What are the speaker's goals for their first powerlifting competition?
-The speaker aims to bench 180 kilos, squat over 200 kilos, and achieve a 270-kilo deadlift in their first powerlifting competition.
Why did the speaker consult Shane for a powerlifting program?
-The speaker consulted Shane, who has experience as an elite underage powerlifter, because they lacked the knowledge to prescribe a powerlifting program and wanted to perform well in the competition.
What is the structure of the six-week strength building phase designed by Shane?
-The six-week strength building phase consists of four workouts per week, each focusing on different exercises: back squats and close grip bench press on day one, regular bench press on day two, pause squats on day three, and deadlifts on day four.
How is the weight for each exercise in the program determined?
-The weight for each exercise is calculated based on a percentage of the speaker's projected one repetition maximum (1RM), with additional kilos added to ensure a slight overload over the six weeks.
What is the principle of specificity in the context of strength training mentioned in the script?
-The principle of specificity means that to get strong, one needs to be accustomed to and comfortable using heavier weights, which is a key focus of the speaker's training leading up to the competition.
How does the weight progression work for the back squat, bench press, and deadlift in the program?

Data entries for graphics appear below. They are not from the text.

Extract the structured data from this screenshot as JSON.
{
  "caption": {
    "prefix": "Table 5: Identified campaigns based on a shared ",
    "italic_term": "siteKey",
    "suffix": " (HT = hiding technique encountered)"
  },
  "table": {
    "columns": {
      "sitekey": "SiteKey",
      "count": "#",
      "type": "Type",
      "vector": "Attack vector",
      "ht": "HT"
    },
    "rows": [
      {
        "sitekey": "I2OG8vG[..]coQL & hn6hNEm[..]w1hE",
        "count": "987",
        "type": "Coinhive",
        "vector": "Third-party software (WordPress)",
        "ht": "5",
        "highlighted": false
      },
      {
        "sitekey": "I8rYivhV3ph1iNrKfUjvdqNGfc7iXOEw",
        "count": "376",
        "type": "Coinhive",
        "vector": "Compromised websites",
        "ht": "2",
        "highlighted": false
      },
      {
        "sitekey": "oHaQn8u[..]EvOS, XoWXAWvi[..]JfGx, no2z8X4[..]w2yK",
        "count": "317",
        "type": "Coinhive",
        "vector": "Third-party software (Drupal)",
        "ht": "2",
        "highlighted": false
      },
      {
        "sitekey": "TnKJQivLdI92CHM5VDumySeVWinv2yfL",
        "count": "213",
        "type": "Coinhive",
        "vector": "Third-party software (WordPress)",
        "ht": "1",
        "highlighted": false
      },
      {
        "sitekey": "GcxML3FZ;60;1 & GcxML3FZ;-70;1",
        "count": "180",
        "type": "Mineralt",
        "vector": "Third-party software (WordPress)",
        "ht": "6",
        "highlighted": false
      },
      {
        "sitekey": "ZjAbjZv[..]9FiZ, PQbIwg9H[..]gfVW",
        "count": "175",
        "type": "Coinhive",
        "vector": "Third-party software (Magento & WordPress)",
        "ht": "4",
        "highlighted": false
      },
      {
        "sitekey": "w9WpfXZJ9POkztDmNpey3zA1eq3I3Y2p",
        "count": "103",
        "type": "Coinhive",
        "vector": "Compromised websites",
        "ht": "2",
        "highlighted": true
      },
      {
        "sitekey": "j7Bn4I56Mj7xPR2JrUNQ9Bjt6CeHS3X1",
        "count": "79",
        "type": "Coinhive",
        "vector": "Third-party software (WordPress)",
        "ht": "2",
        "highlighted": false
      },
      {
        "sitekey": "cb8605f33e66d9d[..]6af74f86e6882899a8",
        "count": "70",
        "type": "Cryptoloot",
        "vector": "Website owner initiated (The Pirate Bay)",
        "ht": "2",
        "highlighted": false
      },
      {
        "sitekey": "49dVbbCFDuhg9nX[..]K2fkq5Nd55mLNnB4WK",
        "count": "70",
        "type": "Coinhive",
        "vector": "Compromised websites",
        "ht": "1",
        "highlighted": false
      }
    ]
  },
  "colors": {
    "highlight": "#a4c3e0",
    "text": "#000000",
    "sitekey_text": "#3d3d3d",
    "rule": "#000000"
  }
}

-The weight starts at 70% of the estimated 1RM and increases by 5% each week, while the number of repetitions decreases by one each week, leading to a test of the new 1RM in the final week.
What is unique about the close grip bench press program compared to the other exercises?
-The close grip bench press starts at 7% of the 1RM, with the weight increasing by 2% each week for the first three weeks. The rep scheme changes from six sets of three reps to five sets of two reps from weeks four to six.
How does the pause squat program differ from the regular back squat program?
-The pause squat starts with a weight at 74% of the projected 1RM, significantly less than the regular back squat, and increases by 2% each week while maintaining a consistent rep scheme of five sets of three reps.
What discipline is required in powerlifting training according to the script?
-Powerlifting training requires discipline in resisting the urge to add more load when the prescribed weight feels light and in implementing perfect technique that adheres to international powerlifting standards.
How does the speaker plan to balance bodybuilding and powerlifting in their training leading up to the competition?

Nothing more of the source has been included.